You won't get two services going to one pc at the same time.

Check with your service provider.
 
You can run 2 ISP connections at the same time but you can not combine them to make a larger single stream. For example you could watch 2 lower def videos off yourtube but you can not watch a single hd video using both connection combined.

A Dual wan router makes this easier but it does not combine them. You can do it manually with the ROUTE command in your PC. What you do is use 1 of the DSL routers as your main on say 192.168.1.1 Then you assign the second DSL router to 192.168.1.2. Make sure this second router has DHCP disabled.

Now you machine by default will send all the traffic to 192.168.1.1 because there is a 0.0.0.0 route. What you do is put in route commands for each site you want to use the secondary connection and set the nexthop to 192.168.1.2. So say some site has a ip of 123.123.123.123 You would issue ROUTE ADD 123.123.123.123 mask 255.255.255.255 192.168.1.2

This tends to be very tedius and dual wan routers will help a little. You still many time ends up having to manually tell the router which IP go which ways. Some try to load balance the traffic but they can cause huge issue. One of the common ones is you were to play a game and it used one connection for the logon server and a second when the game opens. You have now attempted to connect using 2 different IP and the game system will detected it as a hacking attempt. Even simple sites have this exposure which makes it very hard to get this to work well even when you manually tell it which connection to use.
 
A Dual WAN router or called Load Balance Router allows a router to use multiple paths to a destination when forwarding packets. With the ability to connect up to two Internet connections, the total available bandwidth doubles in capacity and therefore provides a tremendous increase in network efficiency and user productivity. Dual WAN ports also provide a failover response mechanism; if one Internet connection goes down, the other automatically takes control to ensure continuous network uptime.

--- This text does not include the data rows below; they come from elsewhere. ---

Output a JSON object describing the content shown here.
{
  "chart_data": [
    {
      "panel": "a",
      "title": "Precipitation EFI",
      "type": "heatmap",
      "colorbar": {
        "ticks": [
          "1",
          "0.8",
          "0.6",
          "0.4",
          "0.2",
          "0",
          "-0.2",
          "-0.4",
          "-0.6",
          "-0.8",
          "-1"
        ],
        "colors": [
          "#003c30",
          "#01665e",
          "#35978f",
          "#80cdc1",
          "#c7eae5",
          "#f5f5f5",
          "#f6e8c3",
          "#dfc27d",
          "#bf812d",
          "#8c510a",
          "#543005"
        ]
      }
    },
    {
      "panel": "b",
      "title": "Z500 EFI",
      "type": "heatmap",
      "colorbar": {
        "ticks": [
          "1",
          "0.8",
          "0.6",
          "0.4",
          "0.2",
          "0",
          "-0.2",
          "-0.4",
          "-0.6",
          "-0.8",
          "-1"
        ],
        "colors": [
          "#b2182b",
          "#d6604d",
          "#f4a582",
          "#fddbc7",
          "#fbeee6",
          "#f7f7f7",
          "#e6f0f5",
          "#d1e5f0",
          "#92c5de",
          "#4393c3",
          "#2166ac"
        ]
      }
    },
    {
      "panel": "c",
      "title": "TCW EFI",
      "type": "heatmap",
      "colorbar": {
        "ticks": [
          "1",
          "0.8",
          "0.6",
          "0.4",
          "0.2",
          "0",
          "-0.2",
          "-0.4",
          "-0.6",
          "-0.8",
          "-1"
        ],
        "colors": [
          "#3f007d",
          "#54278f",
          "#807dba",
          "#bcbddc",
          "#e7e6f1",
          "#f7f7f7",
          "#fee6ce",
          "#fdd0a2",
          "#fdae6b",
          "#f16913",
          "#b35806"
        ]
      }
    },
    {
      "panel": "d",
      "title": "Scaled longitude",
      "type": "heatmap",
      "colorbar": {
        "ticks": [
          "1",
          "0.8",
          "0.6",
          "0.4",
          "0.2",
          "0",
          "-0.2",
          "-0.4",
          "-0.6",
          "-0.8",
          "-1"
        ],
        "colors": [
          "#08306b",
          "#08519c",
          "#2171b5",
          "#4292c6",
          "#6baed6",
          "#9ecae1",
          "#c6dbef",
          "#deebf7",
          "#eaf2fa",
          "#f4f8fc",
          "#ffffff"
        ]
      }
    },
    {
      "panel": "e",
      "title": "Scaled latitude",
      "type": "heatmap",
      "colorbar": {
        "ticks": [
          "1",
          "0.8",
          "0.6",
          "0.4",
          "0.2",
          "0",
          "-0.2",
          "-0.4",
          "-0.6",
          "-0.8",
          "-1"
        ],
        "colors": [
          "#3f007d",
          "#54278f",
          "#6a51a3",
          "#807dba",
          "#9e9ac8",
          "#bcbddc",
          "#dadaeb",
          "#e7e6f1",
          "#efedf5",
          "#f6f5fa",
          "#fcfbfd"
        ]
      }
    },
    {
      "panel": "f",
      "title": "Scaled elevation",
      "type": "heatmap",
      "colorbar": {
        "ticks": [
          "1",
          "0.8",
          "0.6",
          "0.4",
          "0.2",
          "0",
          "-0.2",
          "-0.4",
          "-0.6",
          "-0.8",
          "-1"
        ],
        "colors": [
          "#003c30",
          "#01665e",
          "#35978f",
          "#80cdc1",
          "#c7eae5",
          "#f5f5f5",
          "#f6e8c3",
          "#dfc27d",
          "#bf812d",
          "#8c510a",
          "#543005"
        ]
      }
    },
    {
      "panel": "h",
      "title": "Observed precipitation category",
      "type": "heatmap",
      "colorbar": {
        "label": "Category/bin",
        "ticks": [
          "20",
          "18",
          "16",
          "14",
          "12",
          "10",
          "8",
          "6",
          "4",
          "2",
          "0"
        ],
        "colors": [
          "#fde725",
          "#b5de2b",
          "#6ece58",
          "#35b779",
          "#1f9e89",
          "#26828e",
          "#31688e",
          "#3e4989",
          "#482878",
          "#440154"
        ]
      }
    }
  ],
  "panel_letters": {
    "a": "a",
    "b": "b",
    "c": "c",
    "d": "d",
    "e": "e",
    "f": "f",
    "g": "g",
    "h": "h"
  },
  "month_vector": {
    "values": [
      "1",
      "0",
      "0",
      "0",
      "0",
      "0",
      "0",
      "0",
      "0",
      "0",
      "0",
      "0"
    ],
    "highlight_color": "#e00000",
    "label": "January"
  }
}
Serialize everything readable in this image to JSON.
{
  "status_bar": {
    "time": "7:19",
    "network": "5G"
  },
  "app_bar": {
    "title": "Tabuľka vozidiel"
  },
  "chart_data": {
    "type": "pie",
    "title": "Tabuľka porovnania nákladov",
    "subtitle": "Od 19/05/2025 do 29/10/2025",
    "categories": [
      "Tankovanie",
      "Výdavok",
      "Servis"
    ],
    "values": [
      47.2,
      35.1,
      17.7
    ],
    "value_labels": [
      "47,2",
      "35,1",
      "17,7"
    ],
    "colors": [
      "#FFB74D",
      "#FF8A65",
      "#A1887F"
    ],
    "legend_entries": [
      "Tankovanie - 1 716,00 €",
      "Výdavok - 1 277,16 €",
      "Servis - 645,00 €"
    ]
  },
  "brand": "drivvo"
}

Most dual WAN routers such as Cisco routers are based on standard routing protocols, such as Routing Information Protocol (RIP), RIPv2, Enhanced Interior Gateway Routing Protocol (EIGRP), Open Shortest Path First (OSPF), and Interior Gateway Routing Protocol (IGRP), or derived from statically configured routes and packet forwarding mechanisms. Other popular WAN Routers are XINCOM Twin WAN Router, DI-LB604.
 



?? and your question.

I assume this is a cut and paste of information you found someplace. None of this applies to consumer routers attached to the internet. The only routing protocol you can run on the internet is BGP and you need your own registered AS number and IP blocks to get that. It also is not generally setup to do load balancing by packet.

You can not load balance 2 consumer internet connection because you are running NAT and you have 2 different IP address. It just can't work it is fundamental to how TCPIP works. You can not have 2 ip addresses representing a single session.